Friday, April 27, 2012

A Smattering of Thoughts



I feel like there's a lot of grown-up stuff to deal with lately. I suppose that's fitting, in my 29th year, to be dealing with grown-up stuff.

Like lawyers, decisions, boundaries, death, work, parenting and responsibility. I'm not saying I don't learn about stuff like this all the time, but these days it sees to be packed in a whole lot more than I'm used to.


Also, trips back to this valley always do my heart good. Even if they're short, brief, fast.

So we visited the nursing home, and I find it to be the saddest place.

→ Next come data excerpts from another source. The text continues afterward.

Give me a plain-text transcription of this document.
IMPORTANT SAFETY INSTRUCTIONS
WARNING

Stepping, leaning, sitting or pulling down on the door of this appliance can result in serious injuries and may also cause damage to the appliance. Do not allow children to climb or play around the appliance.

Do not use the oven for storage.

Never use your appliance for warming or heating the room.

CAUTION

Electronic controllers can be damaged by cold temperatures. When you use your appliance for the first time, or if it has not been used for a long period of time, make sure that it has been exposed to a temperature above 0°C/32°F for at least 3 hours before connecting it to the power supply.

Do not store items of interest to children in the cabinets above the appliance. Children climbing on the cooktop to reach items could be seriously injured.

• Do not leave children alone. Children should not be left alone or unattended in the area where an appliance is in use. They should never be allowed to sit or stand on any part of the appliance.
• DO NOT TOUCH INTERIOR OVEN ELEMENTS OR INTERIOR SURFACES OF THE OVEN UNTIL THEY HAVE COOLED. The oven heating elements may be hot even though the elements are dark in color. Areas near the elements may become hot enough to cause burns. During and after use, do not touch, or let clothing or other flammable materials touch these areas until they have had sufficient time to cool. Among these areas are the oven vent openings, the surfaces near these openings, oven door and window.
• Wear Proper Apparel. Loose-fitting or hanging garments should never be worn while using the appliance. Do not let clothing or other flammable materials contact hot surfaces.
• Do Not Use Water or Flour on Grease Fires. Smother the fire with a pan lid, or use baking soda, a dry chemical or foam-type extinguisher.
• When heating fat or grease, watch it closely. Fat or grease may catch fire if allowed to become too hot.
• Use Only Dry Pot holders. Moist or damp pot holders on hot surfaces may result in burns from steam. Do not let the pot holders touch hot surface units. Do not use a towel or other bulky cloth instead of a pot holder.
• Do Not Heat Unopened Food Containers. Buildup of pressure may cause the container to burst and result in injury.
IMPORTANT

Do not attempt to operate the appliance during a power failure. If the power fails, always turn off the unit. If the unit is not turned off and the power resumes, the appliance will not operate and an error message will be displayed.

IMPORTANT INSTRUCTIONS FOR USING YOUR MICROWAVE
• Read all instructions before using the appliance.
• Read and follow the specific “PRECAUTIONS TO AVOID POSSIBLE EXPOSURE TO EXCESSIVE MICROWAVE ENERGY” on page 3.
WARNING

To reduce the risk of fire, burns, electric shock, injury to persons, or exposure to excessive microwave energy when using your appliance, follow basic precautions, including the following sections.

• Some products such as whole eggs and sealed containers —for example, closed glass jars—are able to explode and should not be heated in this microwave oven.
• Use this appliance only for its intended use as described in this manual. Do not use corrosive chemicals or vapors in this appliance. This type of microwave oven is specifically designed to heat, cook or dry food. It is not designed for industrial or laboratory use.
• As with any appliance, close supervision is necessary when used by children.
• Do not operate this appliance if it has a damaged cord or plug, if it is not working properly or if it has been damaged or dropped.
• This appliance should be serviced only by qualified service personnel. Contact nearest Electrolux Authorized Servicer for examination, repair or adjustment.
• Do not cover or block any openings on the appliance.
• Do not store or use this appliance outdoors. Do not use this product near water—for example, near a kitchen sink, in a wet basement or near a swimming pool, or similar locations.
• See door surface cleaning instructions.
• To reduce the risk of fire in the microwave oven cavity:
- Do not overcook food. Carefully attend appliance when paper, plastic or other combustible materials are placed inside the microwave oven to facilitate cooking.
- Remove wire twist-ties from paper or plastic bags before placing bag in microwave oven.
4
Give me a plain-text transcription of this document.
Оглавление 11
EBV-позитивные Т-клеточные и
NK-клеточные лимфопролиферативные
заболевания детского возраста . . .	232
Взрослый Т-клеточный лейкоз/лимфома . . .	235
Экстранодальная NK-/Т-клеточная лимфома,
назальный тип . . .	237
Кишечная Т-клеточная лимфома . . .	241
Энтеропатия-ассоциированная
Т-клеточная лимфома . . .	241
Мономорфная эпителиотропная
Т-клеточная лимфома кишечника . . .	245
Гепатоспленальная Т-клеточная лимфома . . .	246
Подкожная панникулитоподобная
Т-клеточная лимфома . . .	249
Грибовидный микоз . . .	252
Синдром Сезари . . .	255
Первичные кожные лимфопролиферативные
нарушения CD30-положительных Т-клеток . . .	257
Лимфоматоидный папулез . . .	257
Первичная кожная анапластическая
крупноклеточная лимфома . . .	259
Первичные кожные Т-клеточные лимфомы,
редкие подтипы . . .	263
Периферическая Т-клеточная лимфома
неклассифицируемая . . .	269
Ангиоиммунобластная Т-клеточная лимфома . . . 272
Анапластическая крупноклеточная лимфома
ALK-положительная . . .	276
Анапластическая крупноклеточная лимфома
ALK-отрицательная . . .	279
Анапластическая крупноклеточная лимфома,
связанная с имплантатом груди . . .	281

It seems everyone is waiting to die. Silence, beeping, nurses sweeping and one elderly woman cries out for someone who is not there. I hold my grandmother's hand and she squeezes it tight. "I love you more, " she says as I kiss her cheek. It all feels so sterile. A whole building of people who just want to leave, one way or another.

And then my day is punctuated with a call that another baby from someone I love is due to arrive in 9 months. Life comes and goes, and I'm reminded that the "dash in between" is so full, so worth savoring.


Recently, after the sun set, we watched a movie and snacked on strawberries and cheeses, and life felt so simply easy. Sometimes I just want life to be easy. Everything can't be fixed, changed, predicted, prevented. But sometimes, at the right moment, in the right place, in a calm living room with berries and cheddar, it can be simple and easy. That seems to cover a multitude of unease. I don't want to be a consumer of drama. I'll take wordless strumming, knowing nods, and pillows of comfort as reminders that below the surface of the waves, the water is still calm.

And then my daughter wakes singing, and she tells me how God is her protector. God is her provider. God is her father. From her own lips, she brings truth into our home. And I'm grateful.

Even when I don't have all the right words, something sinks into her and she repeats how love abounds everywhere we turn. Sometimes it's the hard gratitudes. Sometimes it's the joyful ones. Still, we count, number and keep our hearts and eyes open.